Lacking Uncertainty Estimations in Natural Language Processing Papers

My university background is physics, which is an empirical science. All measurements or derived quantities must be quoted with an error estimate. This should ideally include both a statistical and a systematic error. If you take a look at the paper from my thesis, you will find this table:

It contains the comparison of a certain quantity (pion scattering length) from various other publications and our result. There are uncertainties given, either as a combined value or as separate statistical and systematic ones. One result by the ETMC even has asymmetric systematic errors quotes. You can look at these numbers and figure out whether the result from that work lies within the error budget of the other works. The raw table isn't as meaningful as a plot, but you could create a plot from the table. And one can see that our result has a one standard deviation confidence interval of $[-0.0567, -0.0395]$, so it easily encompasses all previous work. Also it has the largest error of all results, so it is the least precise addition to the field. This is okay as it was just an auxiliary result and we weren't aiming for precision there.

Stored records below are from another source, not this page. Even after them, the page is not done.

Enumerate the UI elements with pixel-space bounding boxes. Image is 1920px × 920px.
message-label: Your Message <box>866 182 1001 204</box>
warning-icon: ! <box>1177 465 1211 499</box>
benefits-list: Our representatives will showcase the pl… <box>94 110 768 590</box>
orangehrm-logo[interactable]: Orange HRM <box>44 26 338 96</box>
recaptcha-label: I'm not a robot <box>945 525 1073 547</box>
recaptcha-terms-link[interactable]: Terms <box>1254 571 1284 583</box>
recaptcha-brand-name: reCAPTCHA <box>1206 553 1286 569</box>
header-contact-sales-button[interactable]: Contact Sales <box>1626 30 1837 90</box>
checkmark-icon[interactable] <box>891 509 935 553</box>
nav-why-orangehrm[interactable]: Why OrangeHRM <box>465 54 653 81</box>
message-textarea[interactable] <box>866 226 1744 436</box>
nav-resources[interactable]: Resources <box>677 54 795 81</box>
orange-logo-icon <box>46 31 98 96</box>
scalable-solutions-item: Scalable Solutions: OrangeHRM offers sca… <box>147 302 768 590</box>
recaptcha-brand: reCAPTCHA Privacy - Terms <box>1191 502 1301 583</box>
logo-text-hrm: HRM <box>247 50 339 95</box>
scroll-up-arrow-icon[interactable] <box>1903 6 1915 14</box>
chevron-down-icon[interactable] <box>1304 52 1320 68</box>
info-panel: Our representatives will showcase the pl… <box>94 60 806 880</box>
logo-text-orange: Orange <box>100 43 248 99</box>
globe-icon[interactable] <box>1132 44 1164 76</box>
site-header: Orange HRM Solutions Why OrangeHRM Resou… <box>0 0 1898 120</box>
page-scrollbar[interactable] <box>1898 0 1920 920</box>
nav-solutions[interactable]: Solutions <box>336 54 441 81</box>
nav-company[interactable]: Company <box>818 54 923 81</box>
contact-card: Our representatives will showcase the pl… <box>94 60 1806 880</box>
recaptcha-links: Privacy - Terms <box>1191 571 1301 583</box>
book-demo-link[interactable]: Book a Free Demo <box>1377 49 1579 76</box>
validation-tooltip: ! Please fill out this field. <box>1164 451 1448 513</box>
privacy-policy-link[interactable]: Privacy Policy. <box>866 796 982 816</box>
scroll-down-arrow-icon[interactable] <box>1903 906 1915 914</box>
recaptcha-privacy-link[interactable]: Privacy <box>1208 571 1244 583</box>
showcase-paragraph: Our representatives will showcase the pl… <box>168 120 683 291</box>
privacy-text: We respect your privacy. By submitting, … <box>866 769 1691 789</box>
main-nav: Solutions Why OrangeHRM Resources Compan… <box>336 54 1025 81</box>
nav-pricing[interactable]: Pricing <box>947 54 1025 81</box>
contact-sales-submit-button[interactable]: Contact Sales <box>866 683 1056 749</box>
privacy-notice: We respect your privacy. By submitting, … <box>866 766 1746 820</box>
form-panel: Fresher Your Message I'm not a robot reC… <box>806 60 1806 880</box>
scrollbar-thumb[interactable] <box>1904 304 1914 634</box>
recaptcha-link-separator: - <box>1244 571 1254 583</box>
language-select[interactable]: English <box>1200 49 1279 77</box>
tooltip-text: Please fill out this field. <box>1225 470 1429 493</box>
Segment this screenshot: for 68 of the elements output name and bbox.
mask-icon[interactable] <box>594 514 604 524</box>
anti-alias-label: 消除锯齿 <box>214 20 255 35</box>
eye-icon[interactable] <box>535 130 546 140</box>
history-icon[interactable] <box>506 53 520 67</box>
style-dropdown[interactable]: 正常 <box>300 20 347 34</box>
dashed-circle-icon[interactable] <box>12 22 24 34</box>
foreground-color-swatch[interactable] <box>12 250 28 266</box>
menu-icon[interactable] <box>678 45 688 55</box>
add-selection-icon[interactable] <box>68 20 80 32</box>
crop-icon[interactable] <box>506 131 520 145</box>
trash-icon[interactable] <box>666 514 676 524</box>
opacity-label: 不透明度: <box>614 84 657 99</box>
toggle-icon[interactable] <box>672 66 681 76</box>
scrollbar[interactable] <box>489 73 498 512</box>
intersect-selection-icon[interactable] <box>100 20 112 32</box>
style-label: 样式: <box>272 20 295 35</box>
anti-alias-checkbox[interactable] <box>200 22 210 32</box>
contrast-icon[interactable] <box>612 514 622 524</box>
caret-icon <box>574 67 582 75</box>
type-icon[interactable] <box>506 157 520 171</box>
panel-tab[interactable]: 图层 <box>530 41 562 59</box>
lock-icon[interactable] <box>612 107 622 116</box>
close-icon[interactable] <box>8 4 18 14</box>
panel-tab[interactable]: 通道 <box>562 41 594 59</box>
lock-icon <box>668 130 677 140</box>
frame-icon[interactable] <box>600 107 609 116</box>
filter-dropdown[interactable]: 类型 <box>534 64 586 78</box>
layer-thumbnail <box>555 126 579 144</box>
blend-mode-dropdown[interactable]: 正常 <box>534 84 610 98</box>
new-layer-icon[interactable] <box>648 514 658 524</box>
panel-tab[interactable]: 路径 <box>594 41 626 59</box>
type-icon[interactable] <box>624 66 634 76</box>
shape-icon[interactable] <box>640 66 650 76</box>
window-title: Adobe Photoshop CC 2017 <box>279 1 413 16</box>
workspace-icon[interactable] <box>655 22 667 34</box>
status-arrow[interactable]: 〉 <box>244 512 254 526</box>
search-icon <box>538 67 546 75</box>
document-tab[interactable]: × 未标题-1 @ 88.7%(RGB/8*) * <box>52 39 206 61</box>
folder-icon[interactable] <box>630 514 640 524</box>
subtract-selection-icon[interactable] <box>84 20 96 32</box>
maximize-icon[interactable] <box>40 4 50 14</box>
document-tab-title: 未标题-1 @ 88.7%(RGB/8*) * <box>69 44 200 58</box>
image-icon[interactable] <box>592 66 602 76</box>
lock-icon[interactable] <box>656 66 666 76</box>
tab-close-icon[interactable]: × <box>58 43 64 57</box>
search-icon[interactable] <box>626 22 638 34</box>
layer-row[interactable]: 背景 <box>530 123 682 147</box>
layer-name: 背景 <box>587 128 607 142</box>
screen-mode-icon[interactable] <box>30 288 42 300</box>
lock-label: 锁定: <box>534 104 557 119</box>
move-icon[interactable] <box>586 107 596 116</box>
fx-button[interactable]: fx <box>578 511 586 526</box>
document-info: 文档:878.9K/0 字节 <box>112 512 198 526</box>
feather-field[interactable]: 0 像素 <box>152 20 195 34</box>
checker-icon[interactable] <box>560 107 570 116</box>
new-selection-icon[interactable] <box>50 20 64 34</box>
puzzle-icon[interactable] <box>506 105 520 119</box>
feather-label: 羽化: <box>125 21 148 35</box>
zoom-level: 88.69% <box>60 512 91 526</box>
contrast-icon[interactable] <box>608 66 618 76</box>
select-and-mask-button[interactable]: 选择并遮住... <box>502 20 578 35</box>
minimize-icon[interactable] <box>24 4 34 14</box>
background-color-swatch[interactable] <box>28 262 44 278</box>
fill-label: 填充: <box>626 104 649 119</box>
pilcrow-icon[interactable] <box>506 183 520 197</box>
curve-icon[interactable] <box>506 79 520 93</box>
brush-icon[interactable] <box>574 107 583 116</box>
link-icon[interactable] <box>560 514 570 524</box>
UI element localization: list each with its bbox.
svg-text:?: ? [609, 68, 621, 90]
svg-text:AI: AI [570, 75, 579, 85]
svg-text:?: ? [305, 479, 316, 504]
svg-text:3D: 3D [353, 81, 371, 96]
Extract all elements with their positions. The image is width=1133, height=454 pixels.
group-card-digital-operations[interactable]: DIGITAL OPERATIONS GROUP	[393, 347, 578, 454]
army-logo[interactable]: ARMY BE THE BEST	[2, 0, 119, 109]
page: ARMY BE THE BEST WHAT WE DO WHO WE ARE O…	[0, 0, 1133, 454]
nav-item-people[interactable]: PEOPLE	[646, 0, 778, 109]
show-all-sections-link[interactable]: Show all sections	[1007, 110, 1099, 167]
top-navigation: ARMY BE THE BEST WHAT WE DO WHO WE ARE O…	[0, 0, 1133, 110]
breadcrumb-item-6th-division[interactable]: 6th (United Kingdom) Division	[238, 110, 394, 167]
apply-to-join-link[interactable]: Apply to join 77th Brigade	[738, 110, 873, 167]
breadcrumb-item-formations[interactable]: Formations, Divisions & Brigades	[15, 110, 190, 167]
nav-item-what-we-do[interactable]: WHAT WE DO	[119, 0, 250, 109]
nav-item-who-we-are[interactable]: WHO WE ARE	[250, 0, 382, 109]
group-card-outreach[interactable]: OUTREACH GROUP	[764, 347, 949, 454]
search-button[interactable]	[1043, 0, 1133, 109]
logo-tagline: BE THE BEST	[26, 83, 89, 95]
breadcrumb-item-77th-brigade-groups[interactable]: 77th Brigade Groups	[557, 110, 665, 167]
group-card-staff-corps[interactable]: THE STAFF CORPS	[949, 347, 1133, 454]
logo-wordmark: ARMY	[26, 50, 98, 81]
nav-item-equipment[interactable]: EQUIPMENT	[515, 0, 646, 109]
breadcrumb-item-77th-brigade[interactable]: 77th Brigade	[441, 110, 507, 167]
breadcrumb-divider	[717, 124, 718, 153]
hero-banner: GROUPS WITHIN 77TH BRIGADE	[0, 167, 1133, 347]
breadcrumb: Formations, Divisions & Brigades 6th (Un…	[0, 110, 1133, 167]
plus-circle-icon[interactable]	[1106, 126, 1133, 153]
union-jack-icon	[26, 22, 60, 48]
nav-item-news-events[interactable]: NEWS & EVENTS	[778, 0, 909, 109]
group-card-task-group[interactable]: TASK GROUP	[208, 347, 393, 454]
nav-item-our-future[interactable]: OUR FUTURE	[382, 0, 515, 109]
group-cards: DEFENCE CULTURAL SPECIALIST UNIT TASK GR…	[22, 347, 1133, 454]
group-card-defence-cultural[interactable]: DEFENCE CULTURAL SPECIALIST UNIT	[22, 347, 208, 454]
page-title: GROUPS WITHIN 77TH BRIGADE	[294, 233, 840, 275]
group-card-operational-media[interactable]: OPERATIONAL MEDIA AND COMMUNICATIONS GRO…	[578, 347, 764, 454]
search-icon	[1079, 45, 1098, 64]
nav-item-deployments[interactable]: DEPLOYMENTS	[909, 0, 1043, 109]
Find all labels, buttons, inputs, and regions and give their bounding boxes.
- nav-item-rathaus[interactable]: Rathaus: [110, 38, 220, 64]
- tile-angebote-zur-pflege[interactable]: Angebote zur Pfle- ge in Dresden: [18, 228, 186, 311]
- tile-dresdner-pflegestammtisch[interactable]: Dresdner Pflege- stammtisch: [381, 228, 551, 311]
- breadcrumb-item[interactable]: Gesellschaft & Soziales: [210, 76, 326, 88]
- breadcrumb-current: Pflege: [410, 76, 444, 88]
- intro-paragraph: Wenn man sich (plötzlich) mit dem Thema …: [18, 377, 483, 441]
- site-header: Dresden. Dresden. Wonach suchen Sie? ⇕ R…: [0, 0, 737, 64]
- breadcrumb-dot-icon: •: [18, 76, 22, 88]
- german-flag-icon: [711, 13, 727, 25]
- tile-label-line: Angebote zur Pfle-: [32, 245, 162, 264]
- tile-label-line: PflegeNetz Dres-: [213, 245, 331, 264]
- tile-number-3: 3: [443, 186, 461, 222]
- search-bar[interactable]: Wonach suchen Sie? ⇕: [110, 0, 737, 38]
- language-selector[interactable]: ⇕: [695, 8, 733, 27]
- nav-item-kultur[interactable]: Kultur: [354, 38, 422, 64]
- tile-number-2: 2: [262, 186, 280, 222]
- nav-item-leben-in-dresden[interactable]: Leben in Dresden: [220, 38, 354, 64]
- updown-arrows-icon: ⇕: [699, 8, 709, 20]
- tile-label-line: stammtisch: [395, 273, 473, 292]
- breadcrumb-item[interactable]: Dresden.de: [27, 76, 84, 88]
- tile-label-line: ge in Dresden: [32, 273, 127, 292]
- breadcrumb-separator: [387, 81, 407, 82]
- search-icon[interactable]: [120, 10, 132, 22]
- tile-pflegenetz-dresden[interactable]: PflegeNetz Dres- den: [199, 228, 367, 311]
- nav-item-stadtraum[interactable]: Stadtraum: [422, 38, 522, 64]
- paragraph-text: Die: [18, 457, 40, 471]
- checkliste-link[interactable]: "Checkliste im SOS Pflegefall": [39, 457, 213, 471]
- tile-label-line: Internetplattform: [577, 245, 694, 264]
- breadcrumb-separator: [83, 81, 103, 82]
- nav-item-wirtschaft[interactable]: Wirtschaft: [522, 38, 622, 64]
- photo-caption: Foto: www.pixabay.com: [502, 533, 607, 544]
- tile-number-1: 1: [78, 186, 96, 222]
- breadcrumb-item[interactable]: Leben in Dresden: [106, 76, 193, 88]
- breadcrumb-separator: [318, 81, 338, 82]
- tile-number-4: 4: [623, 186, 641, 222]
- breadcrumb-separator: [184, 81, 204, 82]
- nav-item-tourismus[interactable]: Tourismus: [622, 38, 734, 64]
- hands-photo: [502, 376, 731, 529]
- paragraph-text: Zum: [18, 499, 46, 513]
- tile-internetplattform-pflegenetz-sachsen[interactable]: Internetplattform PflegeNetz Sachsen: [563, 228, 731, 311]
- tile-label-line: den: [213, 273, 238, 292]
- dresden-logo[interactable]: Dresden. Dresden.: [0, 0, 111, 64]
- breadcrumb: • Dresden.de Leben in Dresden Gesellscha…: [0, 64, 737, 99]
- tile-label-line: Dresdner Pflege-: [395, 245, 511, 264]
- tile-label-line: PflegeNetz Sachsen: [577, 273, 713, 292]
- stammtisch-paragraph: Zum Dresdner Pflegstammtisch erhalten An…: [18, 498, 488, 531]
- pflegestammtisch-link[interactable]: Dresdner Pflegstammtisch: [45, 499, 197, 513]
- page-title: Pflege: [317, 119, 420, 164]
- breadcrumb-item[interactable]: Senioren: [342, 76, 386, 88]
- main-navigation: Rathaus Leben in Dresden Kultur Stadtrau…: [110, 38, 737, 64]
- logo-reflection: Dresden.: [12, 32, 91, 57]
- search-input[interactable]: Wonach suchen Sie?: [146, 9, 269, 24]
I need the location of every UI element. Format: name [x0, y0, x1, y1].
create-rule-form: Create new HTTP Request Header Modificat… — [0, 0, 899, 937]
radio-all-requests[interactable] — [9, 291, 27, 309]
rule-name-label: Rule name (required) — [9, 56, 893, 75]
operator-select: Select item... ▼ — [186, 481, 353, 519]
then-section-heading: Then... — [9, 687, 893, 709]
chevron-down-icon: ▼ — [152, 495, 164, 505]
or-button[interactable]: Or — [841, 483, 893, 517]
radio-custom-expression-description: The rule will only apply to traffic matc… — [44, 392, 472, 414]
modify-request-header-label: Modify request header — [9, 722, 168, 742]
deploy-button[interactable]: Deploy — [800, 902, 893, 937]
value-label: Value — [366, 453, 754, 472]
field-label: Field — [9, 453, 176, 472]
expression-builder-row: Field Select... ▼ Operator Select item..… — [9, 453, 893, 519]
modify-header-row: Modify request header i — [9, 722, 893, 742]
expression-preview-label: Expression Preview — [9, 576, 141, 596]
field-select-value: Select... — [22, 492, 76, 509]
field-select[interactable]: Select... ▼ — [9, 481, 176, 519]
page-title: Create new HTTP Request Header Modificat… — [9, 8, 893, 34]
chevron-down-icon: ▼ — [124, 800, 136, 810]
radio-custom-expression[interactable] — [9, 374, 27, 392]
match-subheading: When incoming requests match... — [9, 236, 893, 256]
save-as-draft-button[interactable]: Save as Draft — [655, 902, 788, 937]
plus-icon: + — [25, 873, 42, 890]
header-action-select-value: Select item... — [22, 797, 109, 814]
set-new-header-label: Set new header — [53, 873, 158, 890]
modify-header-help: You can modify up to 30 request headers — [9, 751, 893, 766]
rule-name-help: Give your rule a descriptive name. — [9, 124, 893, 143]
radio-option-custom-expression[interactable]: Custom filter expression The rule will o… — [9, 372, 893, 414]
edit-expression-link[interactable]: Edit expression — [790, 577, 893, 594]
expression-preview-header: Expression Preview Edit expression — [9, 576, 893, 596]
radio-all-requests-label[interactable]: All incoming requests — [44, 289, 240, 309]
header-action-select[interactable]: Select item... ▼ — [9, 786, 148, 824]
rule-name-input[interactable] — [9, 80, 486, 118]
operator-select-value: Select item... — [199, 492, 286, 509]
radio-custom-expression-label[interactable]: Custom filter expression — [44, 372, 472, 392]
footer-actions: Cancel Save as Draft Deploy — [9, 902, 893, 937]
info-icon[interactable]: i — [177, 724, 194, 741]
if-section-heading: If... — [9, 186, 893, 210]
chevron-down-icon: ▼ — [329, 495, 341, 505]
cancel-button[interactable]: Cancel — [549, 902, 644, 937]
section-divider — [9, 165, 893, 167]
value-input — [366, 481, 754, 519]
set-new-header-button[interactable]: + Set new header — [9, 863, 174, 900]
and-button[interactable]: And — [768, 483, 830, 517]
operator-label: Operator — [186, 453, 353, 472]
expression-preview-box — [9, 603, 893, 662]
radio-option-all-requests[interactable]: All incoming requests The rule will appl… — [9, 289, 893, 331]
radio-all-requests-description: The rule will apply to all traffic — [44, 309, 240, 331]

In my new field, natural language processing (NLP), I cannot say the same thing. There are no error estimates whatsoever! And it really annoys me, you cannot really derive any conclusion from the data. Take for instance the paper on BERT. They show a table where they compare two variants of the BERT model with other language models in various tasks:

A common thing in the field is to mark the best value in bold such that one easily spot it. But is that really meaningful within error estimates? In the QQP task the margin to the OpenAI GPT model is not that large, just 1.8 points. Is that large? Is that small? Without an estimation of uncertainty, we just have no way of knowing.

Looking at this table one can draw the conclusion that the BERT-Large model is the best one there is. It performs the best on all the tasks. But these tasks are evaluated on a test set, and that is not representative for all the things that one could ask the language model. The average over different tasks has less uncertainty, but we also don't know whether that is a big improvement or not.

If we were to look at the distribution of the difference between the new model versus each older model, then we would start to see something that we could test with a $T$-test or $Z$-test. If that distribution would be clearly away from zero, we would see a significant improvement and could see the tasks as independent measurements. But they haven't done that, and that table is rather suggestive in this state.

The same pattern is present in all other papers that I have read. Apparently there is just the hope that the numbers are accurate to the quoted precision and that using a different test set for each of the tasks would not change the numbers. Without an actual quantified uncertainty, there is no way of knowing.

In physics I'd tell everyone who approaches me with a table without error estimates or a plot without error bars to add these and come back. In NLP apparently I am one of very few people who have a problem with this lack of scientific robustness.